According to Fernando Mellone, Sales Director at Dynatrace Brazil, as consumers start to seek seamless digital experiences, organizations need to evolve their operations.
From government to industries, the truth is that demand for digital services is undeniably increasing in all markets, closely linked to changing user expectations. After all, as consumers seek seamless digital experiences, more organizations need to evolve their operations to keep up with this new scenario.
It is not by chance that researchers indicate that the larger global companies expect to invest about US$1.78 trillion in Digital Transformation in 2022, an increase compared to the US$1.31 trillion recorded in 2020.
However, this rapid pace of transformation has increasingly put pressure on development and operations (DevOps) teams to move faster without compromising the quality of service delivered to customers. In this current environment, it is expected from these teams to create and release minor incremental updates to their applications, sometimes with releases several times a day. It is worth remembering that, a few years ago, teams would likely deliver one major update per trimester.
As a result of this growing pressure, we have seen that even large global corporations, including those organizations recognized for the highest standards of digital experiences, are being challenged daily to fight against possible pauses and incidents in systems performance.
Disrupting the delivery of an application today can leave users and entire corporations without access to critical data to deliver value to businesses and end-users.
Therefore, for organizations to innovate without harming the user experience, companies in the digital age must adopt modern and intelligent development practices and solutions that help to mitigate threats, ensuring observability of application performance. With this stance, leaders can reduce risk and unexpected errors, improve code quality and ease the burden on DevOps teams. It is necessary as innovation cycles have become faster and demands have become more urgent.
Recent Dynatrace research indicated that organizations expect the frequency of their software releases to increase by 58% by 2023. But many of these companies will struggle to keep up with this planned pace as DevOps teams are experiencing existing workloads.
As IT complexity increases, the time demands on DevOps teams increase even more. Writing code is only part of the daily battle these professionals face.

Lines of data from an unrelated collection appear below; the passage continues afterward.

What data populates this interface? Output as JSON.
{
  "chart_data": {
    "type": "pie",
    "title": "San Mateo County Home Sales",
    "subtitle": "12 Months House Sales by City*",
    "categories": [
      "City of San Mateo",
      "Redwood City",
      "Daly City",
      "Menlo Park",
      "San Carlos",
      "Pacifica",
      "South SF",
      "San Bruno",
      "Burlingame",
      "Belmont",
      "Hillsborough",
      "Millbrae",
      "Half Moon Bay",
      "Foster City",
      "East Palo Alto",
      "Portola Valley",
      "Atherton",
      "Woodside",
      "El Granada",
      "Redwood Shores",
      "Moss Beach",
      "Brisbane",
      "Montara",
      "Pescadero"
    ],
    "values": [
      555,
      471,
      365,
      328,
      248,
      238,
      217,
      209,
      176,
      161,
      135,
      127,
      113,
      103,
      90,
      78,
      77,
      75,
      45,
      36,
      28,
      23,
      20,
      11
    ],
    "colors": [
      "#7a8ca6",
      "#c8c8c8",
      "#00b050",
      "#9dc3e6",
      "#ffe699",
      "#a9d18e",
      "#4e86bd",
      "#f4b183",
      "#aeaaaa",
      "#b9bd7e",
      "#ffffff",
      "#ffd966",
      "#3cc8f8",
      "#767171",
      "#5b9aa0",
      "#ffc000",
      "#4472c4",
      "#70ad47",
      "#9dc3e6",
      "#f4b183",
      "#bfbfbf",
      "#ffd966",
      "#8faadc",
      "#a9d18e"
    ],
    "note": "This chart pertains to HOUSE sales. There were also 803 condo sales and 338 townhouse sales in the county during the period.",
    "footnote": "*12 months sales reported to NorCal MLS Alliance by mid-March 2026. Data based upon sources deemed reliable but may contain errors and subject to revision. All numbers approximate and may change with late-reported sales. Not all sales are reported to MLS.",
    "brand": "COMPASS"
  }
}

On top of this, there is time-consuming manual testing, increasingly fragmented tool configuration and integration chains, and the explosion of data resulting from the move to the cloud. This entire set of tasks certainly adds friction to the development process.
With so much work and no additional resources, the pressure on DevOps teams can force them to sacrifice code quality. As a result, encoding errors are more likely to pass through the network, harming digital services and user experiences. It is a crucial challenge because even the slightest applied changes can bring risks to the performance of the software and the operation as a whole.
It is necessary to find ways to measure the impacts and changes brought by each update and preferably in real-time. It sounds simple, but the truth is that it can be hard to understand the true impact of a new software version until it is released. Worse still, it is often difficult to revert the change when it creates a problem and reverts to a previous, stable version of the application.
Much of this challenge is due to the complexity of multi-cloud environments. Digital services are composed of hundreds of millions of lines of code and billions of dependencies, spanning multiple platforms and different types of infrastructure. This interconnectivity makes it difficult for DevOps teams to understand the consequences of the changes – however small they may seem.
There is also the overhead of alerting, with cloud monitoring tools capturing a volume, velocity and variety of data beyond human ability to manage. It is often impossible for DevOps teams to quickly find the single line of code that triggered an issue.
To prevent low-quality code from reaching production and to ensure seamless user experiences, organizations need a more intelligent approach to software development. It starts with continuous automation to repeatable tasks, which frees DevOps teams to work on higher-value activities.
Combining this observability with AIOps (the use of AI in operations) can take these insights a step further by automatically prioritizing issues according to their business impact. This way, DevOps teams can quickly identify urgent alerts and resolve them before users experience problems.
Improving development practices through AIOps, automation and observability can significantly relieve pressure on DevOps teams and help them keep pace with Digital Transformation. As organizations are releasing software faster, it is increasingly essential to integrate intelligence with continuous, automatic insights across the entire digital services environment. Only then will it be possible to accelerate the transformation and deliver seamless software experiences as customers want.